Where is formed by taking the reciprocal of non-zero singular values and then transposing the result.

# An overdetermined system (more equations than unknowns)
# Ax = b, where A is 4x2 and b is 4x1
A_sys = np.array([[1, 2],
                  [3, 4],
                  [5, 6],
                  [7, 8]])
b_sys = np.array([10, 20, 30, 40])
# Solve using SVD and the pseudo-inverse
U_sys, s_sys, Vh_sys = np.linalg.svd(A_sys, full_matrices=False)
# Create the pseudo-inverse of Sigma
Sigma_pseudo = np.diag(1 / s_sys)
# Calculate the pseudo-inverse of A
A_pseudo_inv = Vh_sys.T @ Sigma_pseudo @ U_sys.T
# Solve for x
x_solution = A_pseudo_inv @ b_sys
print("Matrix A:\n", A_sys)
print("\nVector b:\n", b_sys)
print("\nSolution x (using SVD pseudo-inverse):\n", x_solution)
# Compare with numpy's built-in lstsq (least-squares solution)
x_lstsq, _, _, _ = np.linalg.lstsq(A_sys, b_sys, rcond=None)
print("\nSolution x (using np.linalg.lstsq):\n", x_lstsq)

Common Pitfalls and Key Takeaways

1. Vh is Vᵀ, not V: The function returns V transpose.
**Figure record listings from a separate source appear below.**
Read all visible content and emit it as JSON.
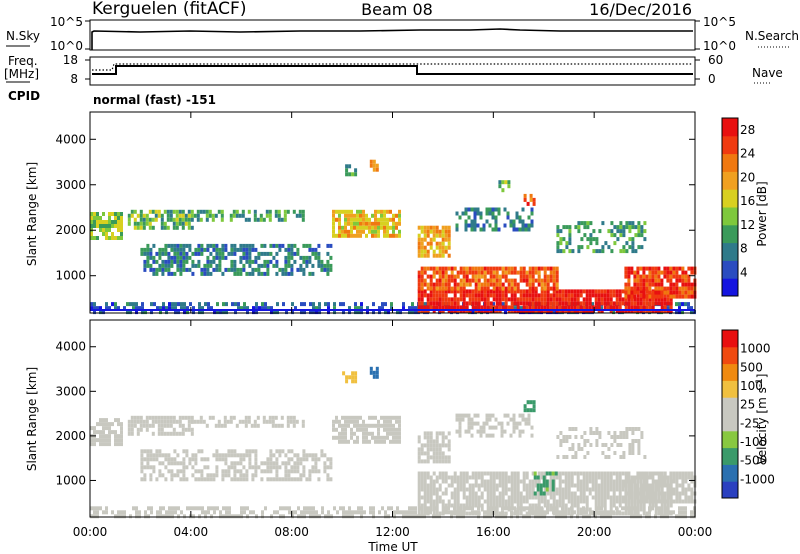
{
  "header": {
    "station": "Kerguelen (fitACF)",
    "beam": "Beam 08",
    "date": "16/Dec/2016"
  },
  "noise_panel": {
    "left_label": "N.Sky",
    "left_ticks": [
      "10^5",
      "10^0"
    ],
    "right_label": "N.Search",
    "right_ticks": [
      "10^5",
      "10^0"
    ]
  },
  "freq_panel": {
    "left_label_1": "Freq.",
    "left_label_2": "[MHz]",
    "left_ticks": [
      "18",
      "8"
    ],
    "right_label": "Nave",
    "right_ticks": [
      "60",
      "0"
    ],
    "cpid_label": "CPID",
    "mode_text": "normal (fast) -151"
  },
  "colors": {
    "power_scale": [
      "#1515e0",
      "#2a4cc0",
      "#2f7a8a",
      "#3a9a5a",
      "#7ec83c",
      "#d8d020",
      "#f0a020",
      "#f07810",
      "#f03a10",
      "#e81010"
    ],
    "velocity_scale": [
      "#e81010",
      "#f04a10",
      "#f08a10",
      "#f0c040",
      "#c8c8c0",
      "#c8c8c0",
      "#88c840",
      "#3a9a6a",
      "#2a70b0",
      "#2a40c0"
    ],
    "ground_scatter": "#c8c8c0"
  },
  "chart_data": [
    {
      "type": "heatmap",
      "name": "power",
      "ylabel": "Slant Range [km]",
      "yticks": [
        1000,
        2000,
        3000,
        4000
      ],
      "ylim": [
        180,
        4600
      ],
      "xlim": [
        0,
        24
      ],
      "colorbar": {
        "label": "Power [dB]",
        "ticks": [
          "4",
          "8",
          "12",
          "16",
          "20",
          "24",
          "28"
        ],
        "range": [
          0,
          30
        ]
      },
      "regions": [
        {
          "t": [
            0.0,
            24.0
          ],
          "r": [
            200,
            420
          ],
          "value": 6,
          "density": 0.55
        },
        {
          "t": [
            13.0,
            23.0
          ],
          "r": [
            230,
            700
          ],
          "value": 28,
          "density": 0.9
        },
        {
          "t": [
            13.0,
            18.5
          ],
          "r": [
            700,
            1200
          ],
          "value": 24,
          "density": 0.85
        },
        {
          "t": [
            13.0,
            14.3
          ],
          "r": [
            1400,
            2100
          ],
          "value": 20,
          "density": 0.85
        },
        {
          "t": [
            21.2,
            24.0
          ],
          "r": [
            500,
            1200
          ],
          "value": 26,
          "density": 0.85
        },
        {
          "t": [
            2.0,
            9.5
          ],
          "r": [
            1000,
            1700
          ],
          "value": 8,
          "density": 0.6
        },
        {
          "t": [
            0.0,
            1.2
          ],
          "r": [
            1800,
            2400
          ],
          "value": 14,
          "density": 0.75
        },
        {
          "t": [
            1.5,
            4.0
          ],
          "r": [
            2050,
            2450
          ],
          "value": 12,
          "density": 0.7
        },
        {
          "t": [
            4.0,
            8.5
          ],
          "r": [
            2200,
            2450
          ],
          "value": 10,
          "density": 0.55
        },
        {
          "t": [
            9.6,
            12.3
          ],
          "r": [
            1900,
            2450
          ],
          "value": 18,
          "density": 0.8
        },
        {
          "t": [
            14.5,
            17.5
          ],
          "r": [
            2000,
            2500
          ],
          "value": 8,
          "density": 0.5
        },
        {
          "t": [
            18.5,
            22.0
          ],
          "r": [
            1500,
            2200
          ],
          "value": 10,
          "density": 0.45
        },
        {
          "t": [
            10.0,
            10.5
          ],
          "r": [
            3200,
            3450
          ],
          "value": 10,
          "density": 0.6
        },
        {
          "t": [
            11.1,
            11.4
          ],
          "r": [
            3350,
            3550
          ],
          "value": 22,
          "density": 0.7
        },
        {
          "t": [
            16.2,
            16.6
          ],
          "r": [
            2900,
            3100
          ],
          "value": 12,
          "density": 0.5
        },
        {
          "t": [
            17.2,
            17.6
          ],
          "r": [
            2550,
            2800
          ],
          "value": 24,
          "density": 0.7
        }
      ]
    },
    {
      "type": "heatmap",
      "name": "velocity",
      "xlabel": "Time UT",
      "ylabel": "Slant Range [km]",
      "xticks": [
        "00:00",
        "04:00",
        "08:00",
        "12:00",
        "16:00",
        "20:00",
        "00:00"
      ],
      "yticks": [
        1000,
        2000,
        3000,
        4000
      ],
      "ylim": [
        180,
        4600
      ],
      "xlim": [
        0,
        24
      ],
      "colorbar": {
        "label": "Velocity [m s^-1]",
        "ticks": [
          "1000",
          "500",
          "100",
          "25",
          "-25",
          "-100",
          "-500",
          "-1000"
        ],
        "range": [
          -1200,
          1200
        ]
      },
      "regions": [
        {
          "t": [
            0.0,
            24.0
          ],
          "r": [
            200,
            420
          ],
          "value": -60,
          "density": 0.55
        },
        {
          "t": [
            13.0,
            23.0
          ],
          "r": [
            230,
            1200
          ],
          "value": 0,
          "density": 0.8
        },
        {
          "t": [
            13.0,
            14.3
          ],
          "r": [
            1400,
            2100
          ],
          "value": 0,
          "density": 0.8
        },
        {
          "t": [
            21.2,
            24.0
          ],
          "r": [
            500,
            1200
          ],
          "value": 0,
          "density": 0.8
        },
        {
          "t": [
            2.0,
            9.5
          ],
          "r": [
            1000,
            1700
          ],
          "value": 0,
          "density": 0.55
        },
        {
          "t": [
            0.0,
            1.2
          ],
          "r": [
            1800,
            2400
          ],
          "value": 0,
          "density": 0.7
        },
        {
          "t": [
            1.5,
            4.0
          ],
          "r": [
            2050,
            2450
          ],
          "value": 0,
          "density": 0.65
        },
        {
          "t": [
            4.0,
            8.5
          ],
          "r": [
            2200,
            2450
          ],
          "value": 0,
          "density": 0.5
        },
        {
          "t": [
            9.6,
            12.3
          ],
          "r": [
            1900,
            2450
          ],
          "value": 0,
          "density": 0.75
        },
        {
          "t": [
            14.5,
            17.5
          ],
          "r": [
            2000,
            2500
          ],
          "value": 0,
          "density": 0.45
        },
        {
          "t": [
            18.5,
            22.0
          ],
          "r": [
            1500,
            2200
          ],
          "value": 0,
          "density": 0.4
        },
        {
          "t": [
            17.6,
            18.5
          ],
          "r": [
            700,
            1200
          ],
          "value": -500,
          "density": 0.6
        },
        {
          "t": [
            10.0,
            10.5
          ],
          "r": [
            3200,
            3450
          ],
          "value": 300,
          "density": 0.6
        },
        {
          "t": [
            11.1,
            11.4
          ],
          "r": [
            3350,
            3550
          ],
          "value": -800,
          "density": 0.7
        },
        {
          "t": [
            17.2,
            17.6
          ],
          "r": [
            2550,
            2800
          ],
          "value": -500,
          "density": 0.7
        }
      ]
    }
  ]
}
If you need the matrix V itself, you must transpose the result: V = Vh.T.
2. s is 1-D: The singular values are returned as a flat array. You must manually construct the diagonal matrix for reconstruction.
3. Floating-Point Precision: Due to floating-point arithmetic, the reconstructed matrix might not be exactly the same as the original. Always use np.allclose(A, A_reconstructed) for comparison, not A == A_reconstructed.
4. Rank and Zero Singular Values: The number of non-zero singular values in s gives you the rank of the matrix A. This is a numerically stable way to find rank.
5. full_matrices: For large datasets, always consider full_matrices=False to save memory and computation time, especially if you only need the first few singular vectors.